What children who live with domestic violence say about their dads

“My ‘relationship’ with my Dad? I don’t have one….I feel like I am a pebble at the bottom of a stream and my Dad is this angry stream bashing me against all the other pebbles.”

This is one of the quotes that Stephanie Holt from Trinity College Dublin showed us this week. She presented an overview of her research with children in Ireland.

Domestic violence is a key marker for child abuse and neglect. Stephanie talked about the combination of fathers’ emotional absence on the one hand, and physically abusive presence on the other. She particularly focused on the context of ‘coercive control’, which limits someone’s freedom of movement and expression.

Being different, feeling powerless, and being scared were core themes for the children:

“I felt that I had a neon sign that told everyone what was going on in my family… I felt I wasn’t on the same wavelength as people…I thought that they were all happy families or whatever and I was kind of like the outcast”

“He shouts and curses and calls my Mum really, really mean names. I would say ‘stop Dad’, but he doesn’t listen.”

Stephanie showed that even very young children were able to convey experiences with domestic violence.

The children also talked about the pervasiveness of domestic violence. It was with them from early morning til late evening, even when there were no ‘incidents’:

“….you[re] just getting over what happened before and then it hits you again and you feel…you’re like spinning the whole time. If it’s not happening, you’re waiting for it to happen. When it’s happening it’s almost a relief because, here it is, what I’m waiting for. And then when it’s not happening you’re waiting for it again. “

Can abusive partners be good enough fathers? Stephanie talked about the prevailing assumption that maintaining contact with the father is beneficial for children, and challenged it.

Abusive partners are less likely to be involved parents, more controlling and authoritarian, less likely to allow freedom of expression (she talked about the lack of artwork of children in the home as a marker), and showing more difficulty empathising with their child.

Stephanie’s stories made me wonder what ‘child-centered’ decision making about contact with a violent parent really is. When have we taken enough care to understand a child’s stance and how do we decide what’s really good for them, rather than the expected or the easiest?

Afterwards, Katie Lamb showed impressive digital stories by young people living with domestic violence in Australia. These are absolutely worth watching and sharing; they make excellent education material:

Here is another one:

On a different but related note: next Thursday, our first international research article on the circumstances of children bereaved by domestic homicide will be published. Hopefully it will spur reflection in countries other than the Netherlands where we conducted the study.

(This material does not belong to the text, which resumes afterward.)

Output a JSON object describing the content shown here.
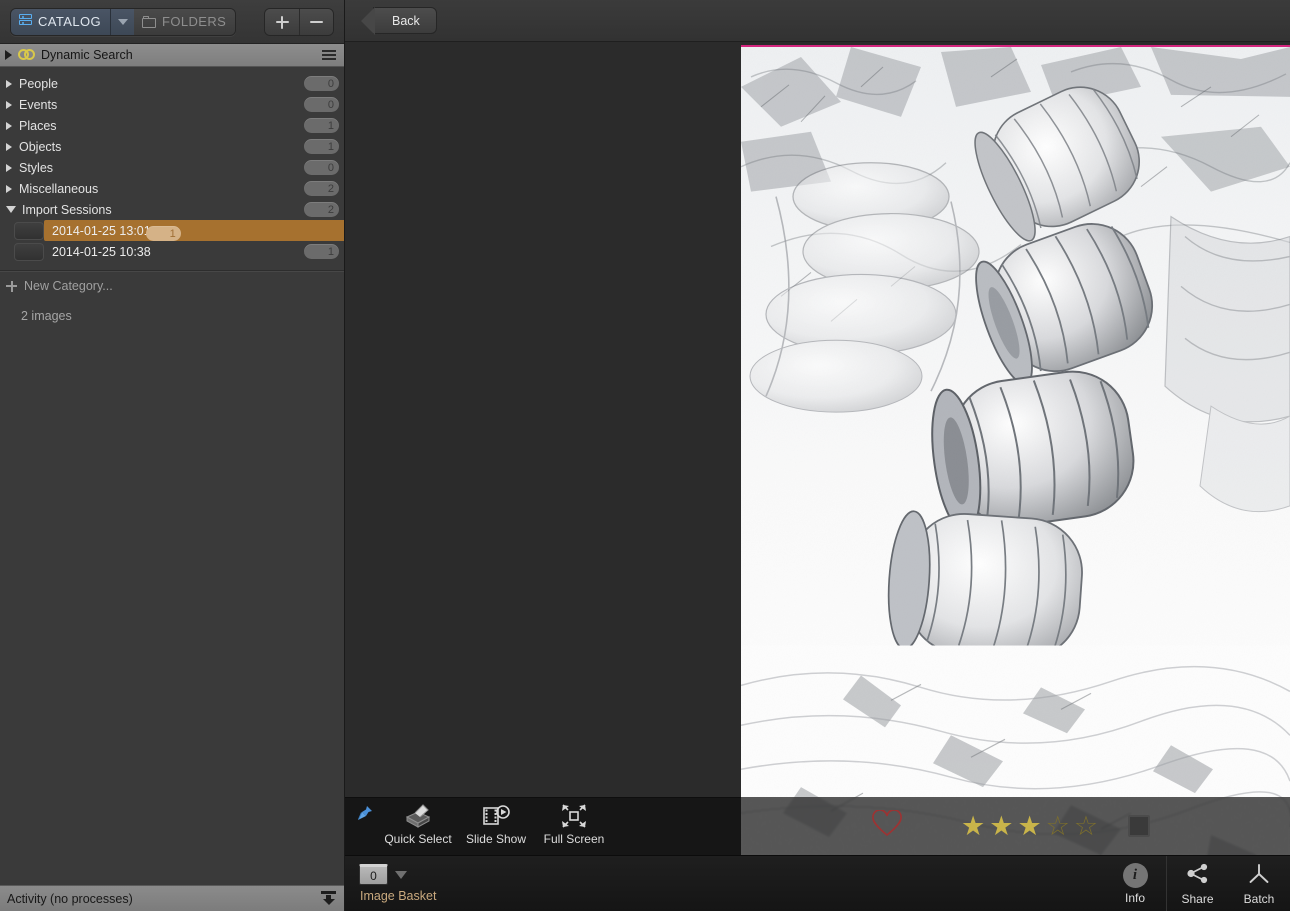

And finally, I’m starting an experiment to rally support for the Trauma Recovery Lab. I’m curious what your thoughts are; might this work? Would you have any suggestions?

_______

Key references:

3 thoughts on “What children who live with domestic violence say about their dads

  1. Pingback: Children bereaved by domestic violence need our support | Trauma Recovery Lab

  2. I can appreciate the research and view of others whom have had such an experience. I myself, I have been witness to my mother being dragged by her hair up the stairs by my father and him having another woman other than my mother in his bedroom. I asked him once I was an adult, but he lied to my face. I have tried to maintain a relationship with my father, but while I’m in my mid 40’s, I do not care to hear his voice these days. I have made my peace. I myself have experienced domestic violence from my ex-husband and other relationships as well. It has taken my a long time to focus on me and love me. I never truly felt loved growing up and was looked at as an outcast. I have a good life and love my children, but I have struggled with having a loving relationship and not being disrespected. It has felt like a curse. I do my best to show my children love and affection, but I struggle with being with someone or having someone who truly loves themselves to love me. I am speaking out and telling my story to help others to be good to themselves and learning to love ones self. It’s not easy to love yourself when you have been a witness to abuse and have not had someone encourage you towards success and living a peaceful life. I struggle with trust and having friends that will not abuse my kindness. I go through times when I want to rid this world of those who are inconsiderate towards others and have no idea what one is going through. I don’t care for jerks! I am on a mission to spread as much love as I’m able to. It’s not easy when this world is so full of negativity and is disrespectful. My heart is filled with so much love, but some will drain that energy and not care about their actions. Helping others is a passion of mine and I will do what I can to help avoid someone experiencing such a negative environment. Loving yourself can be such a struggle when you don’t have the love and support of family and friends. I look forward to helping those whom are lost, struggling, and just not knowing which path to take. I am learning everyday how to love me a little bit more.

    • Thank you for expressing your struggle, for your resilience, your capacity for love, and your commitment to supporting others… I hope you’ll continue that path of self-compassion. All the very best, having people like you speak out is so important.